Our data may bear on the interpretation of select observations from published reports. Lacza et al. detected a 51-kDa Kir6.1 band in isolated rat heart mitochondria[11], using a Kir6.1 antibody from Santa Cruz. A 51-kDa band was also observed by Suzuki et al.[25] in rat skeletal muscle and rat liver mitochondria, using a ‘home-grown’ antibody whose antigen corresponds to amino acid residues 375-386 of Kir6.1. In their study, the mitochondrial band (51 kDa) ran higher on SDS-gels than that of transiently expressed Kir6.1 (49 kDa) and major immunoreactive bands from skeletal muscle homogenates (49 kDa), and hepatocyte plasma membrane vesicles (47 kDa). Barring extensive post-translational modification, it is conceivable that the mitochondrial 51-kDa band observed in their studies may correspond to the NADH dehydrogenase identified by the Santa Cruz Kir6.1 R-14 antibody.

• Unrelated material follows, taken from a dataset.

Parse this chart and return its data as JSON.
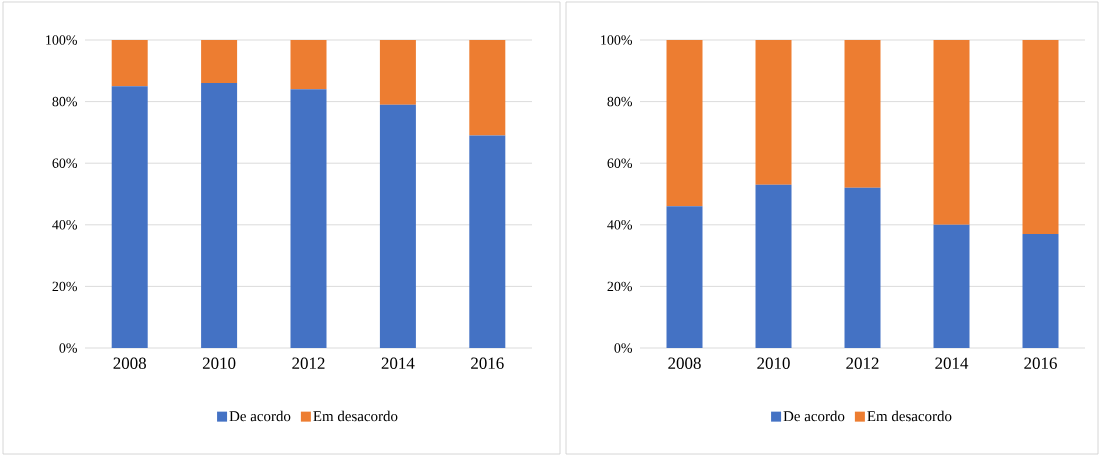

The data underscore one of the potential sources of discrepancy between published reports on mitoK_ATP. Namely, though many groups have noted Kir6.x or SUR subunit immunoreactivity in mitochondria, few have endeavoured to purify the channel to homogeneity and confirm the identity of these immunoreactive proteins unequivocally by tandem mass spectrometry. We submit that though researchers may tacitly acknowledge that antibody-based studies can yield misleading results, the probability may well have been underestimated.